Pressure and Temperature Effects on Stoichiometry and Microstructure of Nitrogen-Rich TiN Thin Films Synthesized via Reactive Magnetron DC-Sputtering

Abstract EN

Nitrogen-rich titanium nitride (TiN) thin films containing excess nitrogen up to 87.0 at.% were produced on (100) Si substrates via the reactive magnetron DC-sputtering of a commercially available 99.995 at.% pure Ti target within an argon-nitrogen (Ar-N2) atmosphere with a 20-to-1 gas ratio.

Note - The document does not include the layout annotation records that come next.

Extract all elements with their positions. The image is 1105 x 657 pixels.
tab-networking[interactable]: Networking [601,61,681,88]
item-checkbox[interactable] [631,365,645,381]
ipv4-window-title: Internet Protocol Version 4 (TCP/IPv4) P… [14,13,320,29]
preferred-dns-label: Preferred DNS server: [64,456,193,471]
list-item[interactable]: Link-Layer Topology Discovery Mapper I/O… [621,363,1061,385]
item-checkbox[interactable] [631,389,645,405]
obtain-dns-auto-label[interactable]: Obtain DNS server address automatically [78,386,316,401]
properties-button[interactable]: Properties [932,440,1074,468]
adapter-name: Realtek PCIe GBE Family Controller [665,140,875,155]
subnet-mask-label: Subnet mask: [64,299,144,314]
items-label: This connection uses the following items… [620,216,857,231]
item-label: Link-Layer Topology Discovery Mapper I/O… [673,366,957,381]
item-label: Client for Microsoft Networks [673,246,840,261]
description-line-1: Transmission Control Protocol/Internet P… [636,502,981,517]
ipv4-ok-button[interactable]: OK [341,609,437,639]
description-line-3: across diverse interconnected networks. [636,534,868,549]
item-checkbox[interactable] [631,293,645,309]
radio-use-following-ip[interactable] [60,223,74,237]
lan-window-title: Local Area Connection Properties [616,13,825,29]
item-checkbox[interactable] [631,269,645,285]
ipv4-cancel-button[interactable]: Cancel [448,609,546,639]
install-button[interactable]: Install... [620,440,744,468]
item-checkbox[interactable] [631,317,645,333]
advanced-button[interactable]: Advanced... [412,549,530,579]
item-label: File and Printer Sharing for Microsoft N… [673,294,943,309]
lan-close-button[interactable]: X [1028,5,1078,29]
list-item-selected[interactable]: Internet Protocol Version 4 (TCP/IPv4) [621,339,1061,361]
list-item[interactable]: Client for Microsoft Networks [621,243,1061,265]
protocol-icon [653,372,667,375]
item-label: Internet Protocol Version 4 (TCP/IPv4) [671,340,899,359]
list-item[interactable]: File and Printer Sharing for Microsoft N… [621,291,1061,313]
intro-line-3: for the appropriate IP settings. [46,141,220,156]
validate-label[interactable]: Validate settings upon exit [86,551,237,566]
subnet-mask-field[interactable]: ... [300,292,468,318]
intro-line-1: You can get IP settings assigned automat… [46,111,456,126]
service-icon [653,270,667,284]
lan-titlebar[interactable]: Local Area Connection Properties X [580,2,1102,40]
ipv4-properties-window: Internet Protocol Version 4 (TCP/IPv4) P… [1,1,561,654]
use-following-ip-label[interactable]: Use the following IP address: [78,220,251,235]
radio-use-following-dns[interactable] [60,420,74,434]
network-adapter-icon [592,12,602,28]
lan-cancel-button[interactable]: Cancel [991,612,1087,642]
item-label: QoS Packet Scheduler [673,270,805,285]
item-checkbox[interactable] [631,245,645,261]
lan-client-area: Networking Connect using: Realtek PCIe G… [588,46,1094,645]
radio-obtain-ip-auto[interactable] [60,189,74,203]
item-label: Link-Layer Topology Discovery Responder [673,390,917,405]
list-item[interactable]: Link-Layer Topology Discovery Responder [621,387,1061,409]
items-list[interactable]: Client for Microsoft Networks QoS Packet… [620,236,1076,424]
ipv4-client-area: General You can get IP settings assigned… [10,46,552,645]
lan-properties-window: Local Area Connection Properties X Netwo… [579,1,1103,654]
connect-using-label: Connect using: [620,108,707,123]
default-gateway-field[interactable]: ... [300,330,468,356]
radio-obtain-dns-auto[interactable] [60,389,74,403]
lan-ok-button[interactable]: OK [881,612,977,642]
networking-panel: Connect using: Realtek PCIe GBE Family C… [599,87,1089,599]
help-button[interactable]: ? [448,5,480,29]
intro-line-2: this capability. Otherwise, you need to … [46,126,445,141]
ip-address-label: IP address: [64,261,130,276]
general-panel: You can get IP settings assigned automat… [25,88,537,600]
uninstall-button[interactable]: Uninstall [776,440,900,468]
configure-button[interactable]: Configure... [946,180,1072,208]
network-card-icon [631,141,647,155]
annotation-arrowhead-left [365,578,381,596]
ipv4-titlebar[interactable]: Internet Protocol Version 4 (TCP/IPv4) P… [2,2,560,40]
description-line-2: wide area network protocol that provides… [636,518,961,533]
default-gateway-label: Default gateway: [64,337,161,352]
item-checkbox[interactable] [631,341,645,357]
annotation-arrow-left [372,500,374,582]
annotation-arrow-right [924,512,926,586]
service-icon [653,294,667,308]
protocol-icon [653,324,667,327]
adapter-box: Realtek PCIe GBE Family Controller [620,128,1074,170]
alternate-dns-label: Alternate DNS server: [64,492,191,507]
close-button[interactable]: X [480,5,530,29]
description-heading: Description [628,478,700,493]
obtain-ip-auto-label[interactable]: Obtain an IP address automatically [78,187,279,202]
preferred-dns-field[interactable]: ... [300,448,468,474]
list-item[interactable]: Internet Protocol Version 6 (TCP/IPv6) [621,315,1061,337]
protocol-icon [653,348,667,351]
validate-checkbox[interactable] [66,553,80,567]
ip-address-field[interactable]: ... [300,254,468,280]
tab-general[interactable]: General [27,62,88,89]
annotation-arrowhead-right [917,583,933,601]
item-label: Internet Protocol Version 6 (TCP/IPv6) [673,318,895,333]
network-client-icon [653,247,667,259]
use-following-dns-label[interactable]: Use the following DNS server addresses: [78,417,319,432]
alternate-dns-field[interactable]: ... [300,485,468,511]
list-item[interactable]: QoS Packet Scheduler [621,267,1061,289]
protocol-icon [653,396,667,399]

The process pressure (PP) and substrate temperature (TS) at which deposition occurred were varied systematically between 0.26 Pa–1.60 Pa and between 15.0∘C–600∘C, respectively, and their effects on the chemical composition, surface morphology, and preferred orientation were characterized by energy dispersive X-ray spectroscopy (EDS), field emission scanning electron microscopy (FE-SEM), and X-ray diffraction (XRD).

The EDS analysis confirms increasing nitrogen content with increasing PP and TS.

The SEM images reveal a uniform and crystallized surface morphology as well as a closely packed cross-sectional morphology for all crystalline films and a loosely packed cross-sectional morphology for amorphous films.

Films produced at lower PP and TS have a pyramidal surface morphology which transitions to a columnar and stratified structure as PP and TS increase.

The XRD analysis confirms the existence of only the δ-TiN phase and the absence of other nitrides, oxides, and/or sillicides in all cases.

It also indicates that at lower PP and TS, the preferred orientation relative to the substrate is along the (111) planes, and that it transitions to a random orientation along the (200), (220), and (311) planes as PP and TS increase and these results correlate with and qualify those observed by SEM.